D.W. Hatcher1, O.M. Lukow2, J.E. Dexter1, M. Shahin1 and N.M. Edwards1

1Grain Research Laboratory, Canadian Grain Commission, 1404-303 Main St. Winnipeg, Manitoba Canada R3C 3G8
Cereal Research Center, Agriculture and Agri-Foods Canada, 195 Dafoe Rd., Winnipeg, MB. Canada, R3T2N2.


Canada has recognized the importance of the Asian marketplace, which has represented greater than 50% of our exports for the last two decades. Depending on the literature source cited, most Asian countries utilize 30-40% of their wheat for the production of noodles. Canadian hard wheats are ideally suited for the production of the dominant noodle type, yellow alkaline noodles, which require elevated protein levels to impart their desired textural attributes.

While Canadian plant breeders have excellent and diverse germplasm to work with, within the last year a concerted effort has been undertaken to assist the assessment of new lines for the Asian market. Three organizations; Agriculture and Agri-Foods Canada (AAFC), the Canadian Grain Commission (CGC) and the Canadian International Grains Institute (CIGI) have adopted a standardized evaluation of breeder lines at all stages of the screening process. The system has adopted a protocol which focuses on the evaluation of new lines of Canada Western Red Spring (CWRS), Canada Western Hard White Spring (CWHWS) and Canada Prairie Spring White (CPSW) wheat for alkaline noodles and bread products. The new protocol encompasses the use of 1% w/w alkali (9:1 sodium:potassium carbonates), 1% w/w NaCl and an absorption level of 34%. Furthermore, the preparation of the noodle crumb has been standardized with the use of an asymmetrical centrifugal mixer. This mixer offers a number of advantages to the plant breeders. One key advantage is the smaller amount of sample required, 50 g, instead of the traditional 200g employed using traditional mixers. An additional benefit is that the mixing time has been significantly reduced, only 30 sec at 3,000 rpm, offering a major time saving over the traditional 5.5 min. Other advantages of this mixer are the small and relatively constant (3mm) dough particles combined with the excellent and uniform hydration of the dough crumb. Subsequent dough sheets exhibit minimal streaking due to non-uniform water distribution. Previous research within our laboratory (Hatcher and Preston, 2004) had demonstrated that the use of the dual pin bowl offered both the same colour and textural attributes as the traditional mixer for both CWRS and CPSW wheat.

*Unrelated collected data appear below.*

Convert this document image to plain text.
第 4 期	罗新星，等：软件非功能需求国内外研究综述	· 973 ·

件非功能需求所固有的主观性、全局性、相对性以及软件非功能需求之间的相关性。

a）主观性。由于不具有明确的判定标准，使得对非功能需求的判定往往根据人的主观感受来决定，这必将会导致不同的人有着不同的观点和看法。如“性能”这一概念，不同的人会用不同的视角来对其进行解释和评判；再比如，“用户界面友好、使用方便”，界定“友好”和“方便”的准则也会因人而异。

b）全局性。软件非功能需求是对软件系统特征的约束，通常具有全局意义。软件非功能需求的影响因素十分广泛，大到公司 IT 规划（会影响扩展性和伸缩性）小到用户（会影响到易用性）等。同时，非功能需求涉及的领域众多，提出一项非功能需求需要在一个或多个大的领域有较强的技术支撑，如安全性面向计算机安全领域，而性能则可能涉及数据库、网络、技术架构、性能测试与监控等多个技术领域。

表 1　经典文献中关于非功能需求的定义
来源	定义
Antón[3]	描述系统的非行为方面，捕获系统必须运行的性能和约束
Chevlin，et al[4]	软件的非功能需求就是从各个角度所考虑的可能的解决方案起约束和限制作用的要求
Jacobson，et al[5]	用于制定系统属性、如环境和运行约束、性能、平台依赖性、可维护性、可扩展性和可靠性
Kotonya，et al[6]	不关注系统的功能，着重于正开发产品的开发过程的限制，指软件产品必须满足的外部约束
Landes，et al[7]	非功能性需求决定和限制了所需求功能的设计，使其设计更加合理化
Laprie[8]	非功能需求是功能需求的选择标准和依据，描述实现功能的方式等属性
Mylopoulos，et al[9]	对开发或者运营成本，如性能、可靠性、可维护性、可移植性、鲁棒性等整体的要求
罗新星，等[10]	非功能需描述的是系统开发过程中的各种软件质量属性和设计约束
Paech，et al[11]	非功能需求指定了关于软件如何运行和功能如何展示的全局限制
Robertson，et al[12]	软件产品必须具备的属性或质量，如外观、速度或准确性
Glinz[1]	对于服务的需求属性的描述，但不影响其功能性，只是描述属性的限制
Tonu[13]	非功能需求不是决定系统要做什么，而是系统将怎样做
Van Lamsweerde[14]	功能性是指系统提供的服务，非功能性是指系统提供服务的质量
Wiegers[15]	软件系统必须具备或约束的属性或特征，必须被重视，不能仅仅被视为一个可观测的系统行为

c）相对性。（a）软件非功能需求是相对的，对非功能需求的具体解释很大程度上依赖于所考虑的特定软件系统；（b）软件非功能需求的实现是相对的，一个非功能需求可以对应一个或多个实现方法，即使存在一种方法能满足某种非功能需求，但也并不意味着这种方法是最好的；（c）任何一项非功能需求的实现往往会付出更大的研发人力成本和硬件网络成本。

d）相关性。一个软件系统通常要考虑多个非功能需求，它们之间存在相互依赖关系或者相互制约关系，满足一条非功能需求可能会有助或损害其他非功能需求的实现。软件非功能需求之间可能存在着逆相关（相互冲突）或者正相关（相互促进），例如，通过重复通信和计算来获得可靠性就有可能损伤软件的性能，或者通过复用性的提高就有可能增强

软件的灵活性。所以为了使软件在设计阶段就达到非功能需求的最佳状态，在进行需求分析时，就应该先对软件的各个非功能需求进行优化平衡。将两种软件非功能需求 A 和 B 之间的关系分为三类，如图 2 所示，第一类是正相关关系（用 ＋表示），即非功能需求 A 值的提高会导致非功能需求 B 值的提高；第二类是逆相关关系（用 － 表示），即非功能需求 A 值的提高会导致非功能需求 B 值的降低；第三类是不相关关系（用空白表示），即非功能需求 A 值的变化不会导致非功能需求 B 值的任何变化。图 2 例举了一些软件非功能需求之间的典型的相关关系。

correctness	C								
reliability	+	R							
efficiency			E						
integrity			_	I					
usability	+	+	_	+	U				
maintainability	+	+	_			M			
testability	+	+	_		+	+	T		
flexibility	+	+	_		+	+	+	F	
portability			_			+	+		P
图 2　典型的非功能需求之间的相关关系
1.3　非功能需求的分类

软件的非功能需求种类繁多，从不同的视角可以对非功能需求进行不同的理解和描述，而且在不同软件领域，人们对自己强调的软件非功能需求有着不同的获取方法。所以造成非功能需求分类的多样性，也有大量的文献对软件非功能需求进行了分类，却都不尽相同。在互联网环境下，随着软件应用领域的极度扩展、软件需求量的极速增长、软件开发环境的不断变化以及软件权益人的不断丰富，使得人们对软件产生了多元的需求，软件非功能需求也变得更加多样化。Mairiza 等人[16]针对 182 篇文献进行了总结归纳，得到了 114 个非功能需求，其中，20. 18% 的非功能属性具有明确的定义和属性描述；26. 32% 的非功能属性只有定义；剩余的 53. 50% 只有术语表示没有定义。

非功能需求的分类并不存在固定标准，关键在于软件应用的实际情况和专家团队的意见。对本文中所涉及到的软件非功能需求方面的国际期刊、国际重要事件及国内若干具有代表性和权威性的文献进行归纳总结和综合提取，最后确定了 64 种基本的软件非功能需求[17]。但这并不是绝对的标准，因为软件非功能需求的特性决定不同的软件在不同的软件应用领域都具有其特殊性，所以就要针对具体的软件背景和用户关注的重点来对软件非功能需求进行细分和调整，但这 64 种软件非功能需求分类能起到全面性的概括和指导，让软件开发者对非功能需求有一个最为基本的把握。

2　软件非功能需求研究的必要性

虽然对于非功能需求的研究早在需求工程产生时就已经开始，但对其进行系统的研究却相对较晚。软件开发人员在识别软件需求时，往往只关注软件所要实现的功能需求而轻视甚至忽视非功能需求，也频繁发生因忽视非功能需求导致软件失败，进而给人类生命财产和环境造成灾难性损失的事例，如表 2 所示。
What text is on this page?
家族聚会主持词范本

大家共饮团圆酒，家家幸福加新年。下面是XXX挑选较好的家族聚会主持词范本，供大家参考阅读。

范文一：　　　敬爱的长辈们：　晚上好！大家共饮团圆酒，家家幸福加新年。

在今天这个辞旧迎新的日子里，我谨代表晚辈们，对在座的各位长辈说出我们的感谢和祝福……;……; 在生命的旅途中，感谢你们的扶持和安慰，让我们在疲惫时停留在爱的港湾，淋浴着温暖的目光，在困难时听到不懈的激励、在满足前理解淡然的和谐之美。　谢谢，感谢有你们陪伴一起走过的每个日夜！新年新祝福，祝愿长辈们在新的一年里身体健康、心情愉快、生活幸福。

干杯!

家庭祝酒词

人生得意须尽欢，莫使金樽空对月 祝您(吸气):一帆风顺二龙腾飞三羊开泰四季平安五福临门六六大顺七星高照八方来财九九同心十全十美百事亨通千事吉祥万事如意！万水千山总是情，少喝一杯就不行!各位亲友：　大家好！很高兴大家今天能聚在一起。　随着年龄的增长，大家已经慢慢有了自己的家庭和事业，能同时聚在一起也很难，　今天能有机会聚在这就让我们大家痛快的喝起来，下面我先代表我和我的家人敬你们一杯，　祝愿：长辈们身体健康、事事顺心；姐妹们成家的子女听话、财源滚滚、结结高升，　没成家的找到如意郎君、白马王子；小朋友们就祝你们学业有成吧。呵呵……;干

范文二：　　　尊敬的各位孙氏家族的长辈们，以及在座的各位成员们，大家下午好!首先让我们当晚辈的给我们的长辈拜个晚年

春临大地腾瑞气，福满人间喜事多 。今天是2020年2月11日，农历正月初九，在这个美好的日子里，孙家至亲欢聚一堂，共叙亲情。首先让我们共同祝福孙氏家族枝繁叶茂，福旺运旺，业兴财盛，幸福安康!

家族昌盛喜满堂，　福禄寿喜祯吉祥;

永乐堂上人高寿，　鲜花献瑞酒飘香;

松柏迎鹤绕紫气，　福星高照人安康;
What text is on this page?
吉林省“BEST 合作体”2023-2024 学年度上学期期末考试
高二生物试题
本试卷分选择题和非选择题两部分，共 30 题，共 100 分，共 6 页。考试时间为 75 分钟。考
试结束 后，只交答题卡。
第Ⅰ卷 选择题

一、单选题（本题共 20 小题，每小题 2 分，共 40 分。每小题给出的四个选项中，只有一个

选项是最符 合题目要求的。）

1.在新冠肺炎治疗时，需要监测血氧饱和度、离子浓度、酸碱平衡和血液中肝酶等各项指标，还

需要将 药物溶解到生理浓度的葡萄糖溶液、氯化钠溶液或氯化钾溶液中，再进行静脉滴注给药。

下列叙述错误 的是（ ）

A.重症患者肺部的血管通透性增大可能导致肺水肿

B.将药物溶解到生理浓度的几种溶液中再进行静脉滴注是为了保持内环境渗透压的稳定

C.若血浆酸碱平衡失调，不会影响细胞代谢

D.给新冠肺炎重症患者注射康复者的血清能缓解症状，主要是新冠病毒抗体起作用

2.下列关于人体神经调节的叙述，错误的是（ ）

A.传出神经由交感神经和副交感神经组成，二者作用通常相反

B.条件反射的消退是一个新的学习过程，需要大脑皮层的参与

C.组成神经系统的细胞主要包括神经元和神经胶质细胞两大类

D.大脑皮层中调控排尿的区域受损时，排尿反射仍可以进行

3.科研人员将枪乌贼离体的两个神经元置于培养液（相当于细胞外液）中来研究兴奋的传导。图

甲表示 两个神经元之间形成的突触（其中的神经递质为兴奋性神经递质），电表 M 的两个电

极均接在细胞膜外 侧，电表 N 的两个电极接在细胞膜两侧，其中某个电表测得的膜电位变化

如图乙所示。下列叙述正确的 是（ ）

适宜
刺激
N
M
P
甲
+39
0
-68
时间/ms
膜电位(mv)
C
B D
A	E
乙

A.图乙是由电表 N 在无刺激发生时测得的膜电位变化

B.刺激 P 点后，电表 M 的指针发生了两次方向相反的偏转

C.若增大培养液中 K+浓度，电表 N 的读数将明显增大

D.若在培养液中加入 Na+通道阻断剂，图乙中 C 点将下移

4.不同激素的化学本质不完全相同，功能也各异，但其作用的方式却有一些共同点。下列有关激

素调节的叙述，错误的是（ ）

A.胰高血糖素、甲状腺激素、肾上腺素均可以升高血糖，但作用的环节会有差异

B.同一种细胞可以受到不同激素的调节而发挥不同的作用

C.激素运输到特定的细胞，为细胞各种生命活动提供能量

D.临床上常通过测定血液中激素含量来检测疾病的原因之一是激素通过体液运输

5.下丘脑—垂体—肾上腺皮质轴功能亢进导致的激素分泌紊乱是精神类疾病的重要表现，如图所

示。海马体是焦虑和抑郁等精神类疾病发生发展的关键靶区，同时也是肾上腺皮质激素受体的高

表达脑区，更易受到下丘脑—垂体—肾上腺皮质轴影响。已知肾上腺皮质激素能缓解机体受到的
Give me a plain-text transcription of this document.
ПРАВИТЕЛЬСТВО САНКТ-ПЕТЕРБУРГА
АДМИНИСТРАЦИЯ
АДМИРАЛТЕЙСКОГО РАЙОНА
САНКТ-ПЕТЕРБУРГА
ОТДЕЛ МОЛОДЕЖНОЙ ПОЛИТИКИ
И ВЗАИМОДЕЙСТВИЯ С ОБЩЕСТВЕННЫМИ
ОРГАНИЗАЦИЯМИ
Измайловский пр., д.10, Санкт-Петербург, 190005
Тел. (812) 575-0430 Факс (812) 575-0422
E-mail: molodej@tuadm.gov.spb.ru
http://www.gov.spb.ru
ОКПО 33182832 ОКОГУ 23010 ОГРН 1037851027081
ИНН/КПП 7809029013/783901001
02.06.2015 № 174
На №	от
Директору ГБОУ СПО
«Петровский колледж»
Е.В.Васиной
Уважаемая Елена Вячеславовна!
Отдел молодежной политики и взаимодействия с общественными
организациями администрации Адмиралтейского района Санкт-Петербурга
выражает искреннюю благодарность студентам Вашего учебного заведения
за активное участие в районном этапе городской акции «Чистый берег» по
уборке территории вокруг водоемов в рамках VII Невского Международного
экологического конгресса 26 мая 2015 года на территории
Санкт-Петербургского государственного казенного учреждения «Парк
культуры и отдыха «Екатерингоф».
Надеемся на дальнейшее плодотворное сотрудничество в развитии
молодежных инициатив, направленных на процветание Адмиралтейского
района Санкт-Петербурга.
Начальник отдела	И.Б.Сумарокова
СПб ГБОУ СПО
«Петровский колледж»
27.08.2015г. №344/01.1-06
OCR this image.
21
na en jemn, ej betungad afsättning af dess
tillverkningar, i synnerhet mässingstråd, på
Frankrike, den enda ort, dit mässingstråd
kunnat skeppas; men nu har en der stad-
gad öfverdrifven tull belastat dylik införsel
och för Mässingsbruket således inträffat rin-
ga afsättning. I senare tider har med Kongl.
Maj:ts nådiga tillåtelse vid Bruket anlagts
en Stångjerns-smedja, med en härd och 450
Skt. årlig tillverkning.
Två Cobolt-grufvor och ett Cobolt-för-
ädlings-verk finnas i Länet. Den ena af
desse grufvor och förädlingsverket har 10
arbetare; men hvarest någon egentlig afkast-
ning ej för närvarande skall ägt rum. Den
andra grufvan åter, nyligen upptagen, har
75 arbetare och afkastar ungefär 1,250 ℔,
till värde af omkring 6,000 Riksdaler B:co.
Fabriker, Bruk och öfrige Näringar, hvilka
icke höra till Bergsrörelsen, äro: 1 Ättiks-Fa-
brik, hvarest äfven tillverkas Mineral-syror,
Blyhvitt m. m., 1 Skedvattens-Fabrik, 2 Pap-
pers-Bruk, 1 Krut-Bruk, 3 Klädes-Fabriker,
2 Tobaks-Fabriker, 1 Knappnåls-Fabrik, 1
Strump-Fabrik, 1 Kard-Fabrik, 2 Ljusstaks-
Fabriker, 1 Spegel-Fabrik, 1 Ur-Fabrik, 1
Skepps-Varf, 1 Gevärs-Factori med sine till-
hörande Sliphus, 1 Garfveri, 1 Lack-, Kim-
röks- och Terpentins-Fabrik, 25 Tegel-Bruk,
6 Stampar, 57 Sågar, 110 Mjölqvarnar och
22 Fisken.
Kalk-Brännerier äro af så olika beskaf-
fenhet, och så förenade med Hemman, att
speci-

Standardising noodle appearance assessment

One of the key issues in achieving a uniform national standardized system for assessing noodle appearance has been addressed within our laboratories using image analysis. A series of papers (Hatcher et al 1999, Hatcher et al 2004) had demonstrated the ability of a CCD camera to offer an objective assessment of noodle appearance aside from L*,a* and b*. Continued advancement within our laboratory has led to the development of an inexpensive scanner based system run off of a laptop computer. The unique feature of this unit is its ability to self correct its image colour components from the scanner to the internationally recognized Kodak Q-60 colour standard prior to providing its unique noodle appearance characterization. (Figure.1) Introduction, image capture, storage and subsequent analysis of the noodle dough image occurs within 30-45 sec depending on the parameters selected by the analyst. The new software offers the analyst the ability to set the parameters for the minimum size of speck that will be detected (3000 um2) and the minimum delta value (2 of 255 units) between the overall background colour of the noodle matrix and a speck itself. Additional features allow the operator to assess the noodle dough sheet at any combination of these parameters such that a grid of values can be easily established in one single analysis pass.

Figure1. Self colour correction using the Kodak Q-60 prior to carrying out in-depth analysis of noodle sheet appearance.

In an effort to improve the efficiency of the scanner based system, artificial neural net based algorithms have been developed which allow L*, a* and b* values to be determined on the 5 x 5 cm dough sheet. These algorithms are based on over 1400 measurements using noodle dough sheets derived from different classes of Canadian wheat flour. Current coefficients of determination (r2) ranged from 0.82-0.97 and due to the nature of neural algorithms are improving with each additional dataset added.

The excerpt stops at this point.